CLEVELAND - Stan Joplin's University of Toledo men's basketball team was selected yesterday as the favorite to win the 2005-06 Mid-American Conference West Division title.
If that were to happen, it would mark the fourth time in 10 years under Joplin that the Rockets had won or shared the West title. It would almost surely translate into a winning record in league play for the eighth time.
And it would likely mean an eighth overall winning record for the coach.
Joplin has four starters returning. He has what might prove to be one of his finest, if not his best, freshman classes. He has a transfer player who could be dominant inside. He has a December schedule that does not include even one road game.
He has everything he could imagine wanting, except one thing. He does not have a contract beyond the end of this season.
And, to some degree, he knows why.
"Our only problem is that we haven't played our best basketball at the end of the year," Joplin said here yesterday as the MAC held its annual basketball preview. "I can't sugar-coat that. I know it."
That translates into no MAC tournament championships - not even a berth in the league title game - and no NCAA Tournament appearances thus far under Joplin.
That latter drought, in fact, has existed since the 1979-80 season, and there seems to be less and less interest in UT basketball with each passing year.
Last season, as the Rockets won a West Division co-championship, the largest crowd at 9,000-seat Savage Hall was 5,913 for the home opener against Nevada. There was only one other home game for which UT drew more than 5,000 fans, and the season average, based on announced attendance, was half of capacity.
With an extensive and expensive renovation to Savage Hall on the drawing board, it is logical to assume the school cannot afford continued fan apathy.
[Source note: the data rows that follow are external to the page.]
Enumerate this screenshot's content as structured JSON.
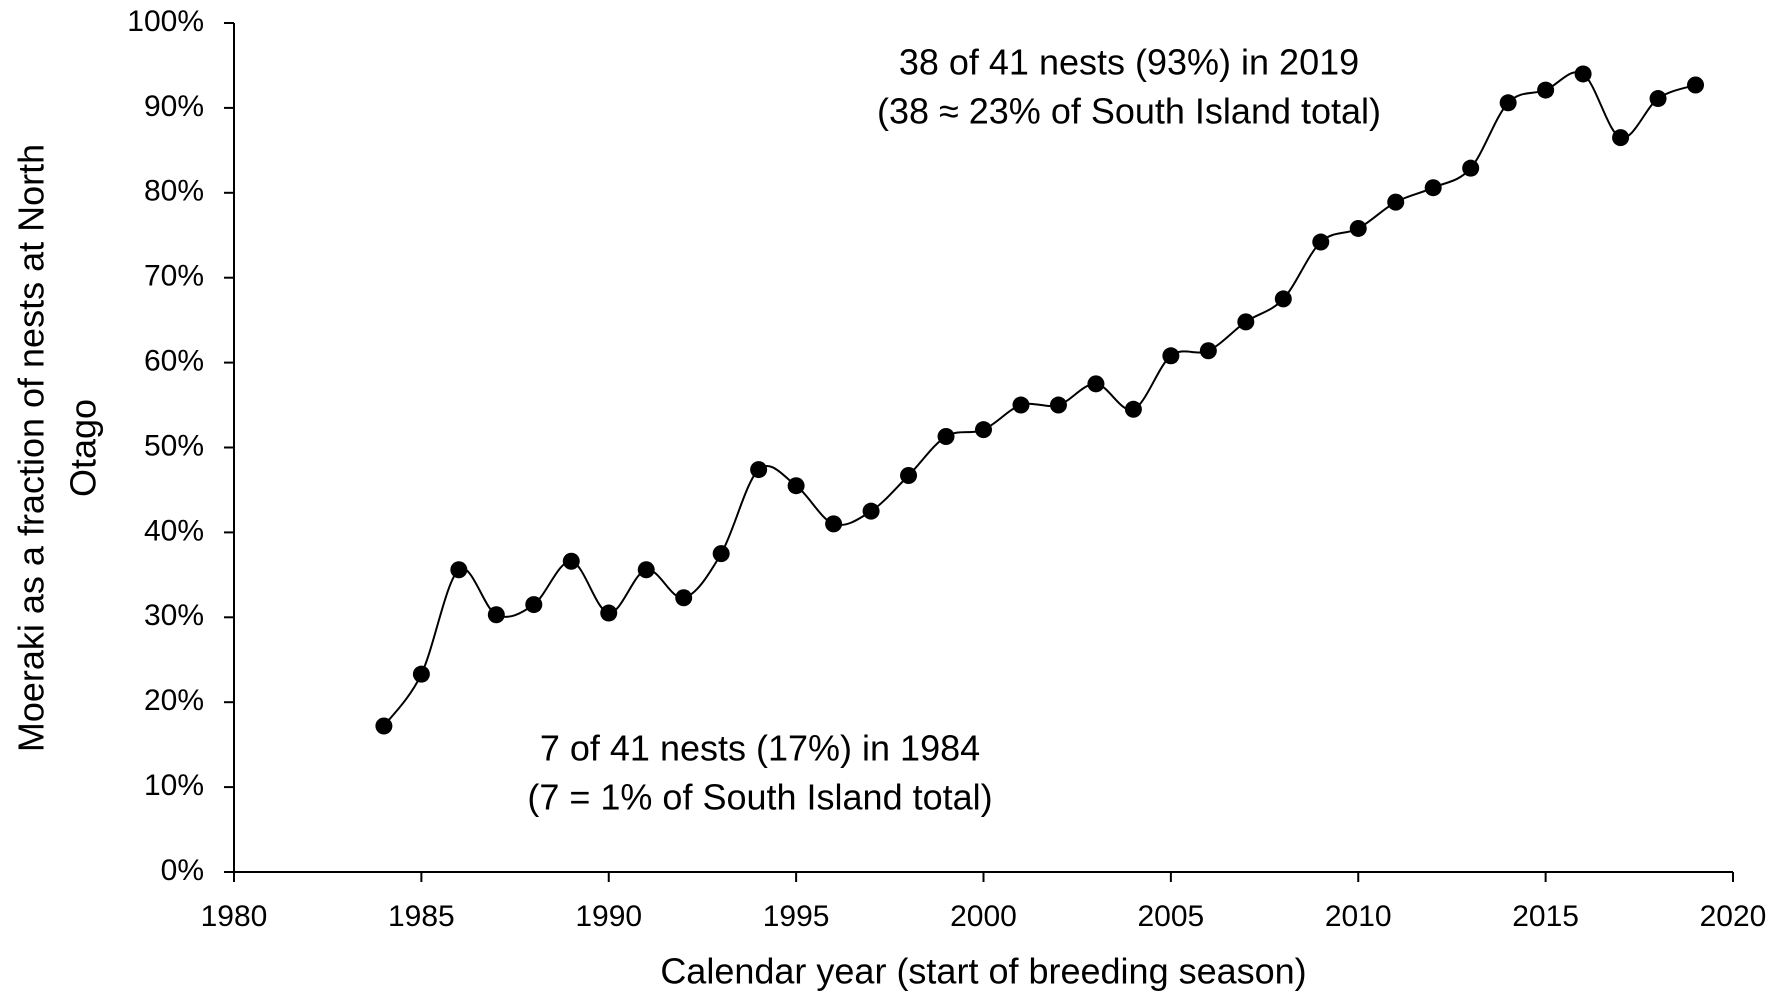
{
  "chart_data": {
    "type": "line",
    "xlabel": "Calendar year (start of breeding season)",
    "ylabel": [
      "Moeraki as a fraction of nests at North",
      "Otago"
    ],
    "annotations": [
      {
        "lines": [
          "38 of 41 nests (93%) in 2019",
          "(38 ≈ 23% of South Island total)"
        ]
      },
      {
        "lines": [
          "7 of 41 nests (17%) in 1984",
          "(7 = 1% of South Island total)"
        ]
      }
    ],
    "x": [
      1984,
      1985,
      1986,
      1987,
      1988,
      1989,
      1990,
      1991,
      1992,
      1993,
      1994,
      1995,
      1996,
      1997,
      1998,
      1999,
      2000,
      2001,
      2002,
      2003,
      2004,
      2005,
      2006,
      2007,
      2008,
      2009,
      2010,
      2011,
      2012,
      2013,
      2014,
      2015,
      2016,
      2017,
      2018,
      2019
    ],
    "series": [
      {
        "color": "#000000",
        "values": [
          17.2,
          23.3,
          35.6,
          30.3,
          31.5,
          36.6,
          30.5,
          35.6,
          32.3,
          37.5,
          47.4,
          45.5,
          41.0,
          42.5,
          46.7,
          51.3,
          52.1,
          55.0,
          55.0,
          57.5,
          54.5,
          60.8,
          61.4,
          64.8,
          67.5,
          74.2,
          75.8,
          78.9,
          80.6,
          82.9,
          90.6,
          92.1,
          94.0,
          86.5,
          91.1,
          92.7
        ]
      }
    ],
    "xlim": [
      1980,
      2020
    ],
    "xticks": [
      1980,
      1985,
      1990,
      1995,
      2000,
      2005,
      2010,
      2015,
      2020
    ],
    "ylim": [
      0,
      100
    ],
    "yticks": [
      {
        "value": 0,
        "label": "0%"
      },
      {
        "value": 10,
        "label": "10%"
      },
      {
        "value": 20,
        "label": "20%"
      },
      {
        "value": 30,
        "label": "30%"
      },
      {
        "value": 40,
        "label": "40%"
      },
      {
        "value": 50,
        "label": "50%"
      },
      {
        "value": 60,
        "label": "60%"
      },
      {
        "value": 70,
        "label": "70%"
      },
      {
        "value": 80,
        "label": "80%"
      },
      {
        "value": 90,
        "label": "90%"
      },
      {
        "value": 100,
        "label": "100%"
      }
    ],
    "smooth": true,
    "grid": false
  }
}
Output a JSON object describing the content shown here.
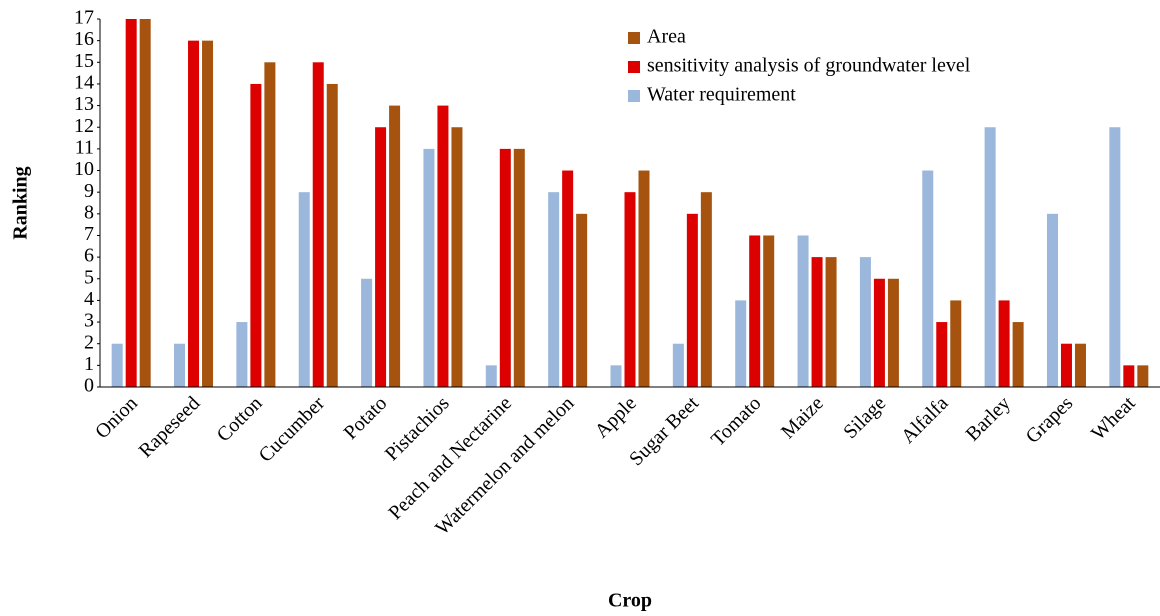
{
  "chart_data": {
    "type": "bar",
    "x_label": "Crop",
    "y_label": "Ranking",
    "categories": [
      "Onion",
      "Rapeseed",
      "Cotton",
      "Cucumber",
      "Potato",
      "Pistachios",
      "Peach and Nectarine",
      "Watermelon and melon",
      "Apple",
      "Sugar Beet",
      "Tomato",
      "Maize",
      "Silage",
      "Alfalfa",
      "Barley",
      "Grapes",
      "Wheat"
    ],
    "series": [
      {
        "name": "Water requirement",
        "color": "#9bb7dc",
        "values": [
          2,
          2,
          3,
          9,
          5,
          11,
          1,
          9,
          1,
          2,
          4,
          7,
          6,
          10,
          12,
          8,
          12
        ]
      },
      {
        "name": "sensitivity analysis of groundwater level",
        "color": "#dc0000",
        "values": [
          17,
          16,
          14,
          15,
          12,
          13,
          11,
          10,
          9,
          8,
          7,
          6,
          5,
          3,
          4,
          2,
          1
        ]
      },
      {
        "name": "Area",
        "color": "#a5530f",
        "values": [
          17,
          16,
          15,
          14,
          13,
          12,
          11,
          8,
          10,
          9,
          7,
          6,
          5,
          4,
          3,
          2,
          1
        ]
      }
    ],
    "ylim": [
      0,
      17
    ],
    "yticks": [
      0,
      1,
      2,
      3,
      4,
      5,
      6,
      7,
      8,
      9,
      10,
      11,
      12,
      13,
      14,
      15,
      16,
      17
    ],
    "grid": false
  }
}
"Stan and I have had a variety of conversations and he is aware of our expectations as it pertains to this season," athletic director Mike O'Brien said. "Our goal - mine, Stan's, and our fans' - is to go to the postseason. It's to win our division, win the MAC title and play in the postseason."
O'Brien, who said Joplin's performance would be reviewed upon the conclusion of the coming season, would not comment on whether accomplishing that goal would assure Joplin of a new contract. Nor would he speculate on whether Joplin could survive if his team accomplished less.
But O'Brien did acknowledge that attendance would be important, saying it was the best way to gauge interest in the program.
"We hope to see improvement," O'Brien said. "Our season ticket base is very solid benchmarked against most MAC schools. But, candidly, many of our seats are empty. I'm as hopeful as Stan is that having more nonconference home games this season will generate some momentum and generate some excitement in the community."
Joplin said "the whole attendance dynamic has changed," and he blames a glut of televised college basketball games for that.
"It's not like we're walking the ball up the floor and shooting late in the shot clock," he said. "It's not like we're playing boring basketball. We've been near the top of the league year in and year out. A lot of teams in this league would like to be in our shoes from that standpoint."
Joplin acknowledges there is a perception in the community that the program is rife with academic problems and that the roster has included more than its share of bad actors. He claims both charges are untrue.
O'Brien agrees, especially with the academic progress made by Joplin's players.
"The NCAA has instituted an academic progress rate, called the APR, and its cut line is a 925 score," the athletic director said. "If you're below that you could possibly face sanctions. Our most recent score for men's basketball was 979 out of a possible 1,000. The graduation rate the last few years has been 100 per cent and the projection for upper classmen in the program is very positive."
Joplin sees the empty seats and he knows what is being said in the community.
"You'd think we weren't graduating any players, that we had a bunch of thugs who were always in trouble, that we had a boatload of players transferring out, that we weren't winning," he said. "In other words, you'd think our program is in shambles. That's the perception floating out there for some reason and it's not the case at all.
"What is the case, like I said, is that we haven't played our best ball at the end of seasons."
All Joplin, a one-time UT star who enters his 10th season as the Rockets head coach with a 153-112 overall record, can do is try to change that.
"I don't think there's any more pressure this year than what I always put on myself," he said. "I think my [contract] situation will take care of itself because I expect to have a great season.
"I guess we'll all see, in time, how it plays out."